Notwithstanding, a claimant is not entitled to benefits under the statute unless the claimant is, in fact, disabled, no matter how egregious the ALJ's errors may be. Strauss v. Comm'r of the Soc. Sec. Admin., 635 F.3d 1135, 1138 (9th Cir. 2011) (citing Briscoe ex rel. Taylor v. Barnhart, 425 F.3d 345, 357 (7th Cir.2005)).Where evidence has been identified that may be a basis for a finding, but the findings are not articulated, remand is the proper disposition. Salvador v. Sullivan, 917 F.2d 13, 15 (9th Cir. 1990) (citing McAllister ); Gonzalez v. Sullivan, 914 F.2d 1197, 1202 (9th Cir. 1990). In this case, remand is the proper disposition so that the ALJ may properly consider and address all of the evidence.


The ALJ's decision is not supported by substantial evidence and free of legal error. This matter must be remanded for proper consideration of all of the opinion evidence. On remand, the ALJ should provide legally sufficient reasons for rejecting any medical or psychological opinions. A new step four finding is also necessary.

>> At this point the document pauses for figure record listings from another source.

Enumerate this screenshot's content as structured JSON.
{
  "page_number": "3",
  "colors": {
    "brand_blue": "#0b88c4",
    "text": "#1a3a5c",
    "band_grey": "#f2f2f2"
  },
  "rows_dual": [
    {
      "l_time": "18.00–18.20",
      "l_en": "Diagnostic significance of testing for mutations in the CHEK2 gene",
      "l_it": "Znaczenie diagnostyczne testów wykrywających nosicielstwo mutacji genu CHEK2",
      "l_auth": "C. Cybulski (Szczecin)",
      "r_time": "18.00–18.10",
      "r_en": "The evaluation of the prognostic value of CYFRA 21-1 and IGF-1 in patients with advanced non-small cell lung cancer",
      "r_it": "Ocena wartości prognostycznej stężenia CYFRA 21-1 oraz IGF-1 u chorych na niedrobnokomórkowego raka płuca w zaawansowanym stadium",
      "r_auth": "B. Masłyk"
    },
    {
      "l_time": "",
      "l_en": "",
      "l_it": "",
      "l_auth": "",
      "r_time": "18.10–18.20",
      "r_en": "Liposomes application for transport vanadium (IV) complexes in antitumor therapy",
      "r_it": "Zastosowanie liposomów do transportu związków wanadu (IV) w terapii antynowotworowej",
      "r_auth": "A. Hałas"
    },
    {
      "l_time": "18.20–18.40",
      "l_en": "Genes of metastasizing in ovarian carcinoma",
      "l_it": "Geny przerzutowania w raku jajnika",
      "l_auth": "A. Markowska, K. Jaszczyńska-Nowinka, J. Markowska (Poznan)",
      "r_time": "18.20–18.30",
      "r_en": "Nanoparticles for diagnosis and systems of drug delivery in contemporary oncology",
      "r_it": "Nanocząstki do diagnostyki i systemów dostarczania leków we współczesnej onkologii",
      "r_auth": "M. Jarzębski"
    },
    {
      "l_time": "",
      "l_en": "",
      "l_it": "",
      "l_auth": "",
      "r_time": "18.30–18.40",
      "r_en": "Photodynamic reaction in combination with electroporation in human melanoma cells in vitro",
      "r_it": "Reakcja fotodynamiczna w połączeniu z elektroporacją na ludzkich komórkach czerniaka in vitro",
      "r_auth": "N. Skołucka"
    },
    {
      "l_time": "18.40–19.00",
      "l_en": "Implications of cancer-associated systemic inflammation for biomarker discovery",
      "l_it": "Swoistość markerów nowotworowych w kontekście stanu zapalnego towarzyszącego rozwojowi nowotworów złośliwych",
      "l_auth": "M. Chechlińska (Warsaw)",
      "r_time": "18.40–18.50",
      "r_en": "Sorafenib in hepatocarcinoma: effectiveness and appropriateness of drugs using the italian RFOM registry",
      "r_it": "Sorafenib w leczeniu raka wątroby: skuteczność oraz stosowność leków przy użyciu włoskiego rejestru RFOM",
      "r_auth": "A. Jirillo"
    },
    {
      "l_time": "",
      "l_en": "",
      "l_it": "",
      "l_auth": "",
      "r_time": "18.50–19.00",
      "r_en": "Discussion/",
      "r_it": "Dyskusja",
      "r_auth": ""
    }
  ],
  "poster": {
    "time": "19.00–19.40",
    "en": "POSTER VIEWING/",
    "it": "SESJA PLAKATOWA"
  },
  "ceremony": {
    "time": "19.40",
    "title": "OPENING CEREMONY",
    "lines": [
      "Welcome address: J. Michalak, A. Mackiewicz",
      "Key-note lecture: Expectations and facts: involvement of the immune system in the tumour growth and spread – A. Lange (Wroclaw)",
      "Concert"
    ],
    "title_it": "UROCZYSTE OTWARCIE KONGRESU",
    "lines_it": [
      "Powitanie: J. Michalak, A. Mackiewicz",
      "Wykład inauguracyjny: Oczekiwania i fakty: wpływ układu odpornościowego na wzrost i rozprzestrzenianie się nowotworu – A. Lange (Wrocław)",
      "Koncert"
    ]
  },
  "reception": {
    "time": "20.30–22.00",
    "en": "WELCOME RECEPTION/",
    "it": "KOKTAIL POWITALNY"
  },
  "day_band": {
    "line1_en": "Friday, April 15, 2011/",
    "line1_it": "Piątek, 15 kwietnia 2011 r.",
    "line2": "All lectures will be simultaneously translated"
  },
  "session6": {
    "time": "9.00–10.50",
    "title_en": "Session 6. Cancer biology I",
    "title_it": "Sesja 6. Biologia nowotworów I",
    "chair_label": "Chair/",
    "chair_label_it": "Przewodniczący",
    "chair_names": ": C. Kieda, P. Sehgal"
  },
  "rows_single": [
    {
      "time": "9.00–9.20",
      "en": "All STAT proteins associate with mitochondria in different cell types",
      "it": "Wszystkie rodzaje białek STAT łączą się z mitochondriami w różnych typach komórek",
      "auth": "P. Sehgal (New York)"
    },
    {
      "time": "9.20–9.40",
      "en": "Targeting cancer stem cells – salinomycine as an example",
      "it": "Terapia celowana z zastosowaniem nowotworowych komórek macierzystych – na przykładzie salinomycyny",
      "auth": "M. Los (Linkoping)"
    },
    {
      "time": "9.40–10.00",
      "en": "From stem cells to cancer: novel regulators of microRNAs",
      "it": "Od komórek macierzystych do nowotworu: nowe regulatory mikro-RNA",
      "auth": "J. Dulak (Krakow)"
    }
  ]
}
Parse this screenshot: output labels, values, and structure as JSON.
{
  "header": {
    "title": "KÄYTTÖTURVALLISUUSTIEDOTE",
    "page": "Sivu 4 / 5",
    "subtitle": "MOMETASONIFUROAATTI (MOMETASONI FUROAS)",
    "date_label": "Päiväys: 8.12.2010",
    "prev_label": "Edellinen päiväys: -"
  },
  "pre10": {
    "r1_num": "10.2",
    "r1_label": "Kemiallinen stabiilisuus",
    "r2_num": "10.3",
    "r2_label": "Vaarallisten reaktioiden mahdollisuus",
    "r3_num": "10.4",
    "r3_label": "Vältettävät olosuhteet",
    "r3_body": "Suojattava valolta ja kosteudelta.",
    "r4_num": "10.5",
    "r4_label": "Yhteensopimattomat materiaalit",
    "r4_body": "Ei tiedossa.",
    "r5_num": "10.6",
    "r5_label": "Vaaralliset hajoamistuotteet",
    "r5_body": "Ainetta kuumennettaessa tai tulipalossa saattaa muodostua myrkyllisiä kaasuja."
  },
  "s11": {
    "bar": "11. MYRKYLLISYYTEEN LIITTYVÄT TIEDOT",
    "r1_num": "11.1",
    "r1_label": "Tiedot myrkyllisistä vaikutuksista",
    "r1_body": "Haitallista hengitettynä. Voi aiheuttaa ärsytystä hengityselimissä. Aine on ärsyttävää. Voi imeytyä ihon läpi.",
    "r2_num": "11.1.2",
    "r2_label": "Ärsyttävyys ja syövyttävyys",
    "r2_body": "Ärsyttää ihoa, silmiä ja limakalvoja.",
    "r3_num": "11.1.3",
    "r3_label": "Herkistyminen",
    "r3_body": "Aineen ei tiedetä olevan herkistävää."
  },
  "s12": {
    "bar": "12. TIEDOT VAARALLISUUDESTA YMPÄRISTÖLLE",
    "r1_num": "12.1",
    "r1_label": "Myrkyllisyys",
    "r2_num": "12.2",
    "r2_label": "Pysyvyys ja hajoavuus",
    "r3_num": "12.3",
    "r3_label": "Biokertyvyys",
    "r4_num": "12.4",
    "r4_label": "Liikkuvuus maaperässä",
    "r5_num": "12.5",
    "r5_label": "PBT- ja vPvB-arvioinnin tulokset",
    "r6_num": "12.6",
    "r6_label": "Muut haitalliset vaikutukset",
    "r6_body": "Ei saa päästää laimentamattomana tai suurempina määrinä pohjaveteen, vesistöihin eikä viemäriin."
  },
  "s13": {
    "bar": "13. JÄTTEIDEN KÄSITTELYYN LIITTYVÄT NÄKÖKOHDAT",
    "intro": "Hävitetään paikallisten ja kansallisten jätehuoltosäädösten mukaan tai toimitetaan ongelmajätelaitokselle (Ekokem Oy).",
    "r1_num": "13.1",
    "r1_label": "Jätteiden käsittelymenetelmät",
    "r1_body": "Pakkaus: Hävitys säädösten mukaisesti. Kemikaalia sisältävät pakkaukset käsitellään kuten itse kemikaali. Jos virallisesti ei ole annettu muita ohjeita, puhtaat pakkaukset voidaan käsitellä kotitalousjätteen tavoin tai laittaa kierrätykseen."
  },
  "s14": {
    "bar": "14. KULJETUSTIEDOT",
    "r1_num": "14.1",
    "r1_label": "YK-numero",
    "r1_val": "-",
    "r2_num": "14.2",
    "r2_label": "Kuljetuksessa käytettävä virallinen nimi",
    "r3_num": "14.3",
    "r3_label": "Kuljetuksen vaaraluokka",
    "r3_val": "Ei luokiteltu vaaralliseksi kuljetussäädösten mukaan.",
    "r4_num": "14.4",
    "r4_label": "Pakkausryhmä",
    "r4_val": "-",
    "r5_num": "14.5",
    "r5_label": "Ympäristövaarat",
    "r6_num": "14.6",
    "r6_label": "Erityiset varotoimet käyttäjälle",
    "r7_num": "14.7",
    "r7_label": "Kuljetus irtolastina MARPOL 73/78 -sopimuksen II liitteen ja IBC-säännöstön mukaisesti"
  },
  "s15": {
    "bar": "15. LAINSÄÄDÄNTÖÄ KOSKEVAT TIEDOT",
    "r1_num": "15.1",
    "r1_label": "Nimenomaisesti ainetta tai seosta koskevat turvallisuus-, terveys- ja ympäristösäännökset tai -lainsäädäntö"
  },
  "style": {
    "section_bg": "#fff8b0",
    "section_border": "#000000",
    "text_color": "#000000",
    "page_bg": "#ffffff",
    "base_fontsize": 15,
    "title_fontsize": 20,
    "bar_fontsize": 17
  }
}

1. Plaintiff's Motion for Summary Judgment (ECF No. 15) is GRANTED. The matter is remanded to the Commissioner for additional proceedings pursuant to sentence four 42 U.S.C. 405(g).

2. Defendant's Motion for Summary Judgment (ECF No. 16) is DENIED.

3. An application for attorney fees may be filed by separate motion.

The District Court Executive is directed to file this Order and provide a copy to counsel for plaintiff and defendant. Judgment shall be entered for plaintiff and the file shall be CLOSED.